Pretty fitting as I can't get on that site because it's marked as "Radicalization and Extremism" by SonicWall's content filter on our corporate firewall.
The worst part of it is that the "true Internet" is probably still out there, but we can't find it anymore. The search engines have gotten way worse over the years and we no longer have good enough filters to ignore all the nonsense.
the last article "Calling All Hackers" touches on this. There are still plentiful communities and resources outside of the mainstream internet. A lot of what I personally refer to as the "real internet" are these smaller indie sites and communities.
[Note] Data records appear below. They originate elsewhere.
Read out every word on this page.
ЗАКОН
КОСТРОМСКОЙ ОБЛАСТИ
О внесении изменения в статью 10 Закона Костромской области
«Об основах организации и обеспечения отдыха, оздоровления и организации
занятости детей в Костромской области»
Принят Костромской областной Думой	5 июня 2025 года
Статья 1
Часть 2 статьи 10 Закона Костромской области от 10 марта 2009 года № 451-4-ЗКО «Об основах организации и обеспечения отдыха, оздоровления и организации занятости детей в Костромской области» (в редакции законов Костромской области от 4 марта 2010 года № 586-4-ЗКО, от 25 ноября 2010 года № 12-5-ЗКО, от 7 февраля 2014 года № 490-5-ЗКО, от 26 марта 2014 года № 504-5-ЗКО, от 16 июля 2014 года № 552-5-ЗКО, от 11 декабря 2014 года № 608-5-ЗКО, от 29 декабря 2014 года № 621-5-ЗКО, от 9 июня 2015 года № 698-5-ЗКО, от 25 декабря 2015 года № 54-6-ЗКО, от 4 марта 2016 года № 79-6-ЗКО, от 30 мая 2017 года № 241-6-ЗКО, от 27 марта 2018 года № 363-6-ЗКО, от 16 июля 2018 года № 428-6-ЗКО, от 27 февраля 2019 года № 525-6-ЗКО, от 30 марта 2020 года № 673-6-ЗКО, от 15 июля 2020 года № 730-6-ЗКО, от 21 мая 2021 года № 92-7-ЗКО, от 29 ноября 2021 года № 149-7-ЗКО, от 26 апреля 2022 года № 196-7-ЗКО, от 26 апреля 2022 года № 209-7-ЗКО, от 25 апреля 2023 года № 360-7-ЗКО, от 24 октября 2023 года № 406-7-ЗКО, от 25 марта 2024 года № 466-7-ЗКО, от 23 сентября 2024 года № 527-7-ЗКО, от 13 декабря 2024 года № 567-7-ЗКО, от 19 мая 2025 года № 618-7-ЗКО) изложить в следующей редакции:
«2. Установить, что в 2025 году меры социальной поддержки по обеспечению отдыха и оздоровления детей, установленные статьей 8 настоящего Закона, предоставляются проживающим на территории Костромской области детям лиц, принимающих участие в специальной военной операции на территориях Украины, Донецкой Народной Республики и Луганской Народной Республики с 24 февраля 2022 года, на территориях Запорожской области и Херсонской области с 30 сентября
adding to that, I currently see the internet as a "noise-first" kind of library, transformed from one that had little signal but where noise was sparse too
at the same time, (some of) the awesome people are still here, and they're still doing amazing stuff :)
The whole introduction is great and hits the nail on the head. A hearty greeting also goes to all uncritical LLM apologists, whose sometimes brainless efforts and arguments do a disservice to freedom of information (and thus to humanity in the long term). Packaging free knowledge together with false information in an unsolicited and non-transparent manner and then selling it as the new saviour should bring all hackers to the barricades - thank you, Phrack, for speaking the truth!